In our case, gdbserver is attaching to pid 16835, which is the “debuggerd” process inside the handphone, and so I copy out the binary file and put it into the /tmp/ in the linux host, and do a “gdb /tmp/debuggerd”. hope u understand better gdbserver’s architecture now, which true and highly useful for embedded development.
Posted by Paul Aspradakis on May 25, 2014 at 12:19 pm
Thanks for the reply, I am currently trying to figure out if it’s possible to find the location of the binary image of a certain application through its process id or maybe its shortcut.
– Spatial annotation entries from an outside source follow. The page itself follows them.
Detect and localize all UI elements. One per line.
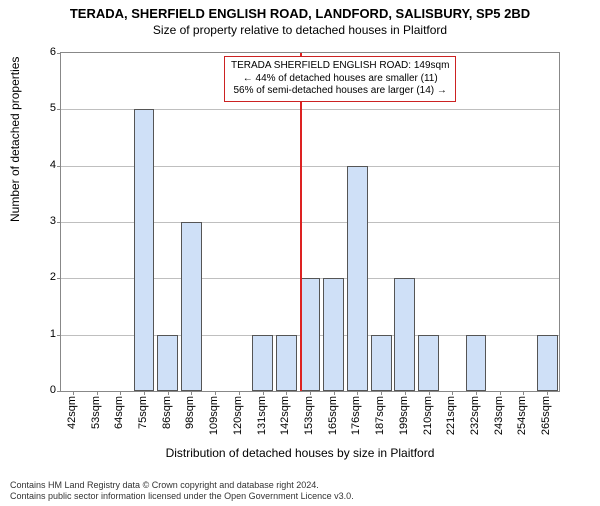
xtick-mark — [429, 391, 430, 395]
xtick-label: 210sqm — [422, 396, 434, 435]
xtick-label: 199sqm — [398, 396, 410, 435]
bar — [537, 335, 558, 391]
ytick-mark — [57, 335, 61, 336]
xtick-mark — [215, 391, 216, 395]
bar — [300, 278, 321, 391]
legend-line: 56% of semi-detached houses are larger (… — [231, 85, 449, 98]
xtick-label: 243sqm — [493, 396, 505, 435]
x-axis-label: Distribution of detached houses by size … — [0, 446, 600, 460]
ytick-label: 2 — [26, 271, 56, 283]
xtick-mark — [144, 391, 145, 395]
xtick-mark — [523, 391, 524, 395]
attribution-line: Contains HM Land Registry data © Crown c… — [10, 480, 354, 491]
ytick-mark — [57, 278, 61, 279]
ytick-label: 4 — [26, 159, 56, 171]
xtick-mark — [357, 391, 358, 395]
xtick-mark — [191, 391, 192, 395]
bar — [252, 335, 273, 391]
ytick-label: 3 — [26, 215, 56, 227]
ytick-mark — [57, 53, 61, 54]
xtick-label: 75sqm — [137, 396, 149, 429]
xtick-label: 64sqm — [113, 396, 125, 429]
bar — [157, 335, 178, 391]
bar — [418, 335, 439, 391]
bar — [134, 109, 155, 391]
xtick-label: 142sqm — [279, 396, 291, 435]
ytick-mark — [57, 222, 61, 223]
xtick-mark — [405, 391, 406, 395]
xtick-mark — [452, 391, 453, 395]
xtick-label: 176sqm — [350, 396, 362, 435]
xtick-mark — [286, 391, 287, 395]
xtick-label: 165sqm — [327, 396, 339, 435]
attribution: Contains HM Land Registry data © Crown c… — [10, 480, 354, 502]
legend-box: TERADA SHERFIELD ENGLISH ROAD: 149sqm ← … — [224, 56, 456, 102]
xtick-label: 109sqm — [208, 396, 220, 435]
bar — [323, 278, 344, 391]
xtick-label: 265sqm — [540, 396, 552, 435]
xtick-mark — [500, 391, 501, 395]
xtick-label: 221sqm — [445, 396, 457, 435]
xtick-mark — [120, 391, 121, 395]
ytick-mark — [57, 166, 61, 167]
xtick-label: 120sqm — [232, 396, 244, 435]
page-title: TERADA, SHERFIELD ENGLISH ROAD, LANDFORD… — [0, 6, 600, 21]
ytick-label: 1 — [26, 328, 56, 340]
xtick-mark — [168, 391, 169, 395]
attribution-line: Contains public sector information licen… — [10, 491, 354, 502]
ytick-label: 5 — [26, 102, 56, 114]
xtick-mark — [97, 391, 98, 395]
xtick-label: 53sqm — [90, 396, 102, 429]
bar — [276, 335, 297, 391]
xtick-label: 42sqm — [66, 396, 78, 429]
ytick-mark — [57, 109, 61, 110]
bar — [181, 222, 202, 391]
bar — [371, 335, 392, 391]
ytick-label: 0 — [26, 384, 56, 396]
xtick-mark — [263, 391, 264, 395]
xtick-label: 232sqm — [469, 396, 481, 435]
legend-line: TERADA SHERFIELD ENGLISH ROAD: 149sqm — [231, 60, 449, 73]
ytick-mark — [57, 391, 61, 392]
xtick-mark — [73, 391, 74, 395]
xtick-label: 254sqm — [516, 396, 528, 435]
ytick-label: 6 — [26, 46, 56, 58]
xtick-label: 153sqm — [303, 396, 315, 435]
xtick-mark — [334, 391, 335, 395]
bar — [466, 335, 487, 391]
xtick-mark — [310, 391, 311, 395]
bar — [394, 278, 415, 391]
legend-line: ← 44% of detached houses are smaller (11… — [231, 73, 449, 86]
xtick-label: 131sqm — [256, 396, 268, 435]
xtick-mark — [547, 391, 548, 395]
plot-area: TERADA SHERFIELD ENGLISH ROAD: 149sqm ← … — [60, 52, 560, 392]
xtick-mark — [239, 391, 240, 395]
xtick-mark — [476, 391, 477, 395]
xtick-label: 187sqm — [374, 396, 386, 435]
xtick-label: 98sqm — [184, 396, 196, 429]
xtick-label: 86sqm — [161, 396, 173, 429]
figure: { "title": "TERADA, SHERFIELD ENGLISH RO… — [0, 6, 600, 506]
bar — [347, 166, 368, 391]
subtitle: Size of property relative to detached ho… — [0, 23, 600, 37]
y-axis-label: Number of detached properties — [8, 57, 22, 222]
xtick-mark — [381, 391, 382, 395]
property-size-marker — [300, 53, 302, 391]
By the way do you have an e-mail address I can use to contact you or do you maybe hang around in any IRC channel ?
Posted by Peter Teoh on May 25, 2014 at 8:38 pm
sure, my email: htmldeveloper@gmail.com
and btw, for your problem:
ps give:
tthtlc 2323 2316 0 17:36 pts/0 00:00:00 bash
and pid=2323:
and then u do “cat /proc/2323/maps” or “cat /proc/2323/smaps” or “cat /proc/2323/cmdline” etc….all of which u can see the directory of the binary….which is “/bin/bash”.
Posted by Garrett Mcbrier on March 20, 2015 at 4:19 am
I get a Cannot attach to lwp XXXX: Operation not permitted. Can you help?
Posted by Peter Teoh on April 28, 2015 at 1:28 pm
this looked more like permission problem: the “gdbserver” command must be running as root to be able to attach to any process.